エンパワメントの考え方には命令も競争もない。また、個人にハンディキャップやマイナス面があっても周囲はそれを補わず、その個人が持つ長所や力をより引き出そうとする。
寅子たちも学業で同級生と競わない。だから成績面での嫉妬も生まれていない。また、それぞれが仲間の多様性を認めており、立場が違うことが分かっているから、安っぽい同情もしない。一方で仲間の一人ひとりが自然体になれて、本来の能力が出せるように努めている。
たとえば第13回で山田よね(土居志央梨)が過酷な生い立ちを告白したとき、誰一人として慰めの言葉を掛けなかった。その後も特別扱いしない。代わりに寅子は第15回でこう伝えた。
「よねさんは、そのまま嫌な感じでいいから。怒り続けることも、弱音を吐くのと同じように大切なことだから。私たちの前では、好きなだけ嫌な感じでいて」
立場と個性の尊重だ。よねは「あんっ?」と怪訝な顔をしたが自分らしさを認めてくれたのだから、これ以上にうれしい言葉はなかったのではないか。心を固く閉ざしていたよねにとって、寅子たちは初めての友人になった。
◆男女平等史でも優劣を描く物語でもない
華族の令嬢・桜川涼子(桜井ユキ)も自分と平等に接する寅子たちと付き合ったことにより、本来の自分を出せるようになる。
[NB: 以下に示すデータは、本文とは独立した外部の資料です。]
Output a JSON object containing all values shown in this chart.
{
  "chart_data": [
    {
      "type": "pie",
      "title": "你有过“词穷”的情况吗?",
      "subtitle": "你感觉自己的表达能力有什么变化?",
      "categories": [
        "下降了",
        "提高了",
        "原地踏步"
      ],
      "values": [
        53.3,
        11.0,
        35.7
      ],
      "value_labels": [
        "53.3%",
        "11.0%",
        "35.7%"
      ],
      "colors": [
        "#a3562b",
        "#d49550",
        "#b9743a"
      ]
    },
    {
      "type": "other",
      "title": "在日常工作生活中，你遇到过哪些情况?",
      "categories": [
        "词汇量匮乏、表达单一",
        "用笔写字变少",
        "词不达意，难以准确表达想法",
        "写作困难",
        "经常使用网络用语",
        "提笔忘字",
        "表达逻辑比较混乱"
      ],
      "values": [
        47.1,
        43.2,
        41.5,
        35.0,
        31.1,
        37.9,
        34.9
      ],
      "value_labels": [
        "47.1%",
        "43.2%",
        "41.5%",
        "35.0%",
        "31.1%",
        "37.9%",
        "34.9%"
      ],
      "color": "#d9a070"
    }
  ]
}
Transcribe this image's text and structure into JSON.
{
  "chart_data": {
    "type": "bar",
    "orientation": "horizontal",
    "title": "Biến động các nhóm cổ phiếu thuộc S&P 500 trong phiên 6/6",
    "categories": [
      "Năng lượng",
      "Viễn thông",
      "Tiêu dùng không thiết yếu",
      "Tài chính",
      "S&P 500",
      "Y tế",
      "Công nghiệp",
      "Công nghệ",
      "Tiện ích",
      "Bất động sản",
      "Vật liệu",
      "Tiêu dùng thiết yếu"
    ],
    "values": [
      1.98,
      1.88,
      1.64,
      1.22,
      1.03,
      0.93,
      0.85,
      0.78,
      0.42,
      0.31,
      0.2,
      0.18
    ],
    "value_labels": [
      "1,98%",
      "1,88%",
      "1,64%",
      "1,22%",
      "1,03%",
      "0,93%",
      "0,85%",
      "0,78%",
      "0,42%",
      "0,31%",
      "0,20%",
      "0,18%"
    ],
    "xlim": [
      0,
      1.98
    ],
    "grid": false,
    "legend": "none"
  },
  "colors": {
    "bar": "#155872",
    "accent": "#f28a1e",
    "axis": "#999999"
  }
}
お付きの玉(羽瀬川なぎ)に「ありがとう」と本音を素直に言えた。
梅子は夫と長男にないがしろにされたため、「自分は嫌な女」と思い込み、心が折れかかっていたが、寅子たちが好きになってくれたお陰で自信を回復する。自然体の自分を取り戻す。
朝鮮からの留学生・崔香淑(ハ・ヨンス)は拙い日本語を笑われて嫌な思いをしていたが、梅子が声を掛けてくれたために疎外感を味わわずに済んだ。梅子が自分の家庭内での不遇と自己嫌悪を打ち明けた第18回、崔は「梅子さんは嫌な女なんかじゃない! 大好きよ」と叫んだ。梅子は力を得た。